In the past few days I had become a terrible coward, staying awake half the night in case my brother hated me, running to Mummy with my troubles, looking ahead to a friendless future, my family all turned against me. “I know it’s stupid, but I’m afraid to go back.”
“In case you’re counting on my going with you, I’m afraid it’s no. I’m not getting involved in this, Grace. Malcolm and I are going out to lunch, and before that I’ve some very complicated case histories to read through. Give me a call when you’ve had your confrontation—if you do—and then we’ll—well, I don’t know what we’ll do, but no one’s going to kill anyone or even smack them.”
“I hope you’re right.”
Of course I put it off for a few hours more, thinking that maybe they would go out and I wouldn’t be able to do it. I started the walk home, thinking that no pregnant woman in Victorian times could have used the phrase I’d used, “I’m keeping it.” She had no choice.

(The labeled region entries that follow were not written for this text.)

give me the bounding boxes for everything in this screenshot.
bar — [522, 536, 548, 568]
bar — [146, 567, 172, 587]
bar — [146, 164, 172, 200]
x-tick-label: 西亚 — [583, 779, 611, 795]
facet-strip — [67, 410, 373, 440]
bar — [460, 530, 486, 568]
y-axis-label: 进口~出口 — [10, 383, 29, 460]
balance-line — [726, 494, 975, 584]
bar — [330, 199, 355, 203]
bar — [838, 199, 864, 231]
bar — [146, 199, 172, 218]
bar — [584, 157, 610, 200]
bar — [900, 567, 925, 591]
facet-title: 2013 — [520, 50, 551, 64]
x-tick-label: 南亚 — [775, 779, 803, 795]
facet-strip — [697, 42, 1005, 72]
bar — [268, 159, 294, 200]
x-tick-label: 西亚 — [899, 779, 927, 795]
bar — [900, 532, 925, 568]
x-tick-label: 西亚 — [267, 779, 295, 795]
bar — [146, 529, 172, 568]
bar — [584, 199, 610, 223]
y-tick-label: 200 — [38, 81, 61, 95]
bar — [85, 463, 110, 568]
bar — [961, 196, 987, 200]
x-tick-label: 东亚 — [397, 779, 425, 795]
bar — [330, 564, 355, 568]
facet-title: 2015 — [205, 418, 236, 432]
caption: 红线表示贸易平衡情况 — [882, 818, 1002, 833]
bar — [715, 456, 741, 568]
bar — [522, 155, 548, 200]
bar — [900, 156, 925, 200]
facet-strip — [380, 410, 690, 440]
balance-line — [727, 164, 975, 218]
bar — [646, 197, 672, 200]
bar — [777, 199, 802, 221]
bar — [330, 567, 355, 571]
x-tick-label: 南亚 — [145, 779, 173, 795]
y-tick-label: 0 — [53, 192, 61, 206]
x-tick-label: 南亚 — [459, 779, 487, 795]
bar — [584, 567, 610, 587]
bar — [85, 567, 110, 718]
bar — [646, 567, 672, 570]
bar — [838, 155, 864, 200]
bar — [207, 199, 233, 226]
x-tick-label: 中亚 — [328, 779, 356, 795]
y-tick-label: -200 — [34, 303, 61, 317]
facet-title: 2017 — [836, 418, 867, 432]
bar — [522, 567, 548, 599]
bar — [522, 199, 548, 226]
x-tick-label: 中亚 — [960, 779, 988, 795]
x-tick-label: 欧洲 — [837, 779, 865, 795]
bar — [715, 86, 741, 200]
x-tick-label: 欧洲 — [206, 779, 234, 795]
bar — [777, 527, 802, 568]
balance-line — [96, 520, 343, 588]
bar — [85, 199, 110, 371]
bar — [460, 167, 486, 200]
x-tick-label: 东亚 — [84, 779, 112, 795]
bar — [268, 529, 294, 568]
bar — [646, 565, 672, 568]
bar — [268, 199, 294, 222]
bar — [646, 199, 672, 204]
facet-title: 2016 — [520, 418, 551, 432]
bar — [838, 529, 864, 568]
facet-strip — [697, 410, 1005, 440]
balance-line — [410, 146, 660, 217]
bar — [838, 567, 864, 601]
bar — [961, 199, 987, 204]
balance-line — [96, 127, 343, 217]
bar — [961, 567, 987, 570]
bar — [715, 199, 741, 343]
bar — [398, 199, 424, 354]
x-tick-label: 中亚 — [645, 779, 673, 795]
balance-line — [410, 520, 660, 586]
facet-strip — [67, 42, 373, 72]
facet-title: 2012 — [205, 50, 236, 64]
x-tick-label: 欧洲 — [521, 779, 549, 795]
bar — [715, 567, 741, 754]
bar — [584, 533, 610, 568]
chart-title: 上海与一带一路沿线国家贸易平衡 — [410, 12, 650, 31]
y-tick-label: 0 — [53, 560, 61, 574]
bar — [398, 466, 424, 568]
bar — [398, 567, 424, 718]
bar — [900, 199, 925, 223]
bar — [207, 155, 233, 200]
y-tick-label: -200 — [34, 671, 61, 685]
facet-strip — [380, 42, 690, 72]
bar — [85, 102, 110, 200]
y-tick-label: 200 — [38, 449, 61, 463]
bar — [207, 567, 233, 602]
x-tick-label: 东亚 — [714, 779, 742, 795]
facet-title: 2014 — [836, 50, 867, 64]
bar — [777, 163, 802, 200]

I thought about this for a while until I was overcome by an awful feeling of foreboding as I approached our house but before it came in sight. I didn’t know what I expected, but maybe—I was now in some realm of fantasy—Andrew and an army of loyal friends standing in the front garden with the gagged-and-bound James, all of them armed and ranked in a row waiting to advance with a war cry as soon as I appeared. When I got there, the front garden was empty and all that had changed was that a window in what was their bedroom was half-open, the upper sash lowered a few inches.